Francois Questiaux, PhD student, Department of Food and Resource Economics
More specifically, a slippery slope towards the kind of identity politics that, according to Lars Gårn Hansen, has taken over several British and American universities. He fears that things will end up in the same way at the University of Copenhagen.
»In the Anglo-Saxon university setting things also started with small, innocent-looking steps, that then just went on and on. What is crucial is that we at the University of Copenhagen have a management at all levels that does not just say ‘oh yes, sure, we can do that’, but who are very aware that these small steps can get completely out of hand.«
Critics accuse the authors of importing problems. But is it not just importing problems when you, and others, say that Danish universities are threatened by identity politics?
»You could say that we are afraid of importing the trend that we have seen at foreign universities, and this fear is not unfounded. We are part of a globalised world where things that happen in other countries also happen here. This is not the same as saying that these things will necessarily happen, but they are legitimate concerns.«
Is it not also a threat to academic freedom if you, for fear of identity politics, avoid confronting bias at universities?
»I agree. We must fight bias, also systemic bias. What’s important is that it has to be about specific cases of racial discrimination.«
»If we agree that the best academics should be selected, and that the applicants’ race and ethnicity is irrelevant, then we should also agree to drop any idea of doing statistics on gender, race distributions, and scientists’ backgrounds on curricula. Because this is the exact opposite: Here, the focus is on gender, race, and so on, and the focus will be on this, for example, in connection with appointments and curricula.«
François Questiaux and Sofie Mortensen say that it is necessary to formulate the problem if you are hoping to solve it.
»In a perfect world, no one would care about skin colour. But no matter what you say, how you experience society is different, depending on whether you are black or white. By putting problems into words, we can help solve them. We’re not creating problems, we’re naming them,« says Francois Questiaux.
But like Lars Gårn Hansen warns us, should we not focus on the processes or events where discrimination take place, instead of dealing with the distribution of employees?

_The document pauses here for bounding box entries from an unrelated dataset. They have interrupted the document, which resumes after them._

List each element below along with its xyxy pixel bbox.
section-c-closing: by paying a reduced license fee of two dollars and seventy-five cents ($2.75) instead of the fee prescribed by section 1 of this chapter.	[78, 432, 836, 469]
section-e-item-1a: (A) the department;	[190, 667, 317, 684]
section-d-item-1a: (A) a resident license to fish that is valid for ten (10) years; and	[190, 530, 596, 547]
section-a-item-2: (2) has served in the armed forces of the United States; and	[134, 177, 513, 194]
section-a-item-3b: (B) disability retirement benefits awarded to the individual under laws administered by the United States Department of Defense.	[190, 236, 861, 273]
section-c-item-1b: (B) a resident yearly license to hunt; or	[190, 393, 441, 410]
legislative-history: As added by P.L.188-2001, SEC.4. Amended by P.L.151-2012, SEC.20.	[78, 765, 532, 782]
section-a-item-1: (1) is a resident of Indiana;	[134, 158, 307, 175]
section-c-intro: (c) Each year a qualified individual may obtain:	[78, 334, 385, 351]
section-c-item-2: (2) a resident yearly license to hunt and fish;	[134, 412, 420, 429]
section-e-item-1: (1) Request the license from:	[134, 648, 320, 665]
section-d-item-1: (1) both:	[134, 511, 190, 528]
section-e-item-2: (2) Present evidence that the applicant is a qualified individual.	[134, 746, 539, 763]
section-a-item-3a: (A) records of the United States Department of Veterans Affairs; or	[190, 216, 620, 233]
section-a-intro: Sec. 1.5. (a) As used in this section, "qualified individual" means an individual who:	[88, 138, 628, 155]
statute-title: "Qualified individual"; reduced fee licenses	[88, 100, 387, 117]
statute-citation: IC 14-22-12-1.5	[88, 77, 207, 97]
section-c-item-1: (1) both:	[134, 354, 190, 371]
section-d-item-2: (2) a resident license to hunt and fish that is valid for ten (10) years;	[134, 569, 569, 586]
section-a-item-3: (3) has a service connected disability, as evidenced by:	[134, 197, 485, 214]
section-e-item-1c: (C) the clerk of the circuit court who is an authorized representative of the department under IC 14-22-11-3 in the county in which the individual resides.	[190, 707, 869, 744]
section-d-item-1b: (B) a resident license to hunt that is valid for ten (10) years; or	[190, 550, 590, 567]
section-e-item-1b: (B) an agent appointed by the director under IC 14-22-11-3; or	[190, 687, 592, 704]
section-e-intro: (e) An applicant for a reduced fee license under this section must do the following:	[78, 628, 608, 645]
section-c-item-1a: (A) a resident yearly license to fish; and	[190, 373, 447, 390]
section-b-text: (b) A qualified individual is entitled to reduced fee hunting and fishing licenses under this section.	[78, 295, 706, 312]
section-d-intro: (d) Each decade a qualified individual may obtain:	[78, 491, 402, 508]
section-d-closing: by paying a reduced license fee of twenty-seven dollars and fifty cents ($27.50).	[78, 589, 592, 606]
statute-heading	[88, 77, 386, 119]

»We are already looking at specific examples, and we have collected a number of testimonials. I think there has been a tendency among our critics to only highlight a single sentence in our letter and to create a fuss about this collection of data. But we do not have a final proposal for a solution. Our main point is that we have to recognise the problem, and do something about it,« says Francois Questiaux.
He emphasises that the authors of the letter have started a collaboration with the organisation Afro Danish Collective. They have discussed how to collect data without assigning it to individual employees, something which is contrary to Danish legislation.
»It’s important for me to emphasise that it’s not up to Sofie and me to speak on behalf of people who experience racism. Their voices must count the most when you are deciding what to do,« says Francois Questiaux.